Bueno, pero volviendo al tema. Entre esas prerrogativas que el Estado entrega a sus ciudadanos esta esa que se encuentra en el ojo del huracán ahora que empieza esta estúpida festividad de la democracia representativa: el derecho de ser votado. Y claro, a esta señora alcaldesa que por angas o mangas -que las particularidades, como dicho queda, ni nos van ni nos vienen-, se le ha arrebatado el derecho de ser votado porque pierde el estatuto de ciudadano si acaso se le ocurriera renunciar a su cargo de alcaldesa. Cfr. Capítulo IV, del Título Primero de la Constitución de los Estados Unidos Mexicanos, en particular el artículo 38 y 36, así como los art. 55, 127; e igualmente el inciso f) del apartado 1, del art. 7 de el COFIPE.

La ley está inscrita así, el contrato está escrito así. Resulta que esa es el fatídico destino por haber nacido en esta democracia representativa, que somos ciudadanos y estamos regidos por tal contrato.

Claro que, inmediatamente, el redactor del artículo, sabiendo que en el fondo de la cuestión es esto lo que se oculta -a pesar de haber gastado la mitad de su texto hablando sobre "mandato categórico"-, ofrece la solución. Algo que muy pedantemente llama "ingeniería constitucional", un vocablo muy chistoso, sobre todo si tomamos en cuenta que viene de un hacedor de publicidades. Esta "ingeniería constitucional" no sería otra cosa que modificar las leyes. Simple y sencillamente. Pero claro, ese vocablo de "ingeniería" que lo hace parecer tan moderno y profesional, parece sonar menos aparatoso que reformas y enmiendas a la Carta Fundacional del Estado. Claro que él no lo dice sin fundamento: Esa ingeniería de chupatintas vendría a fincar los procedimientos democráticos para la elección de nuestros mandamáses de turno. Osease, la profesionalización de la política. Bueno, la cuestión aquí es simple y sencilla. Tal y como está el panorama en la llamada "clase política" -un término repugnante, ya que da por sentado que hay una diferencia entre gobernados y gobernantes, es decir, los que hacen la política y los que no nos queda más remedio que sufrirla-, lo único que haría un sistema semejante sería todavía concentran con más virulencia el ir y venir de los apellidos de los mismos. ¿O no habrá en su institución partidista de turno, un buen mozo o moza que esté dispuesto a dar y entregar su trabajo y esfuerzo por el bien del VII Distrito Federal y justamente tienen que llamar a la fila a un alcaldesa en funciones? Si de democratizar las instituciones se trata...

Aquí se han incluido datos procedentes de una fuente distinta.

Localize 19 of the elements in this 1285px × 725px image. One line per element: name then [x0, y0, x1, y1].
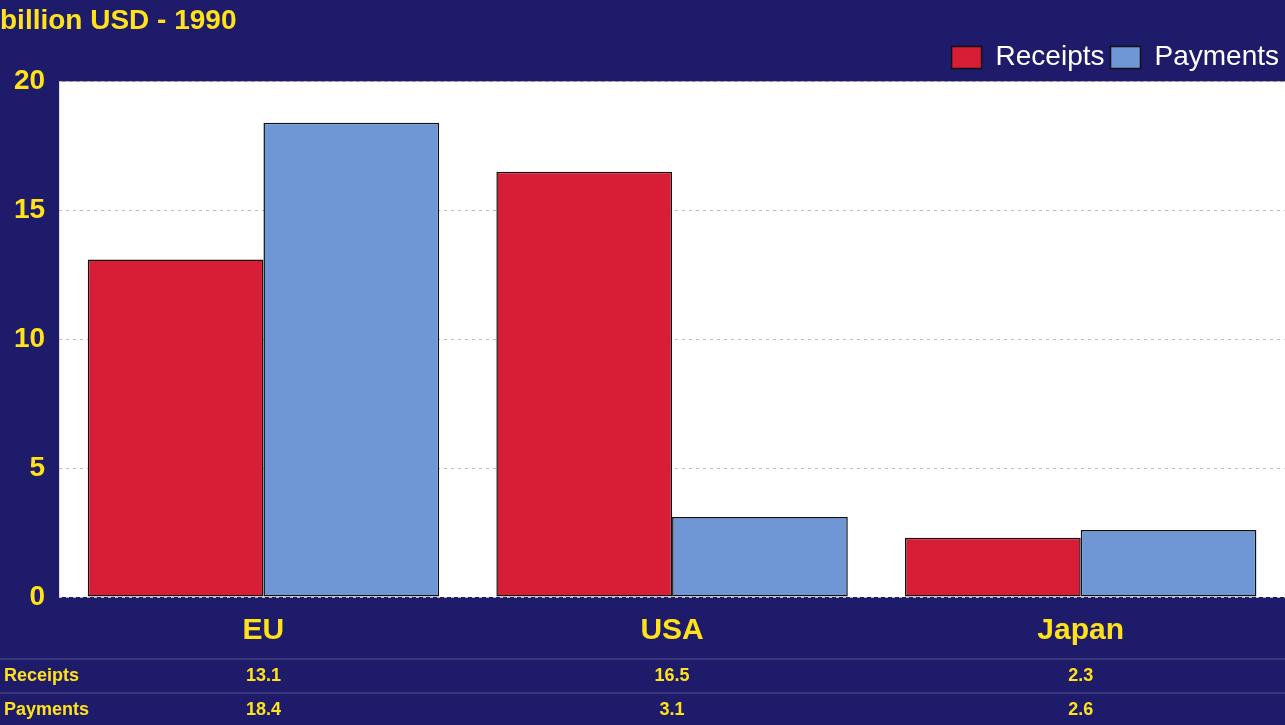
legend-label: Receipts — [995, 40, 1105, 72]
y-tick-label: 15 — [13, 193, 46, 225]
data-label: 16.5 — [654, 664, 690, 685]
data-label: 2.6 — [1068, 698, 1094, 719]
text: Payments — [4, 698, 90, 719]
x-tick-label: EU — [242, 612, 285, 646]
text: Receipts — [4, 664, 80, 685]
x-tick-label: USA — [640, 612, 704, 646]
legend-label: Payments — [1154, 40, 1279, 72]
chart-title: billion USD - 1990 — [0, 3, 237, 35]
y-tick-label: 5 — [29, 450, 46, 482]
y-tick-label: 20 — [13, 64, 46, 96]
y-tick-label: 10 — [13, 322, 46, 354]
data-label: 13.1 — [245, 664, 281, 685]
data-label: 3.1 — [659, 698, 685, 719]
x-tick-label: Japan — [1037, 612, 1125, 646]
data-label: 2.3 — [1068, 664, 1094, 685]
data-label: 18.4 — [245, 698, 281, 719]
y-tick-label: 0 — [29, 579, 46, 611]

Y aún más peligroso que esa ironía, es el hecho de que aquí nuestro articulista de por sentado lo que ya muchos clamores solicitan en esta democracia representativa: la profesionalización de la política. Que aunque parece un inocente reclamo porque sus servidores públicos sean eficaces, en realidad, parece estar clamando por la institucionalización de esa separación entre goberantes y gobernados, y recalcar el hecho de que la política es la mera administración de la ciudad, es una mera economía del Estado. Cuando la política tendría que ser otra cosa.

Pero ya lo decía la canción: "¡Ay, perogrullo, / si tuvieran las cortes / consejo tuyo!". ¿Valdrá la pena recordar una vez más eso que decía Aristóteles allá por los 400 antes de nuestra era, esas verdades de Pedro Grullo: Que la ciudad no es una casa. Que la pólis no es oikós y que como tal la política no puede ser economía. Y por lo tanto hablar de políticos profesionales es hablar de la constitución misma del régimen de la Realidad que estamos padeciendo, y contra lo que desde aquí, como se pueda y podamos, estamos en pie de guerra de palabras.


P.D.

Y que quede constancia que a esa alcaldesa en lo particular no le deseo mal alguno, que luego se prestan estos escritos a maledicencias y venganzas entre ciudadanos. Aquí se intentó -se logró o no, quién sabe- hablar como si fuera cualquier otro. E inclusive, si bien le asienta, le digo yo que si no fuera por la entrega de La Pastora a las garras de ese consorcio de muerte y meados embotellados llamado FEMSA, hasta la habría considerado igual de mediocre y sin lucimiento ni especial vergüenza como tantas otras a la zaga y que le seguirán después.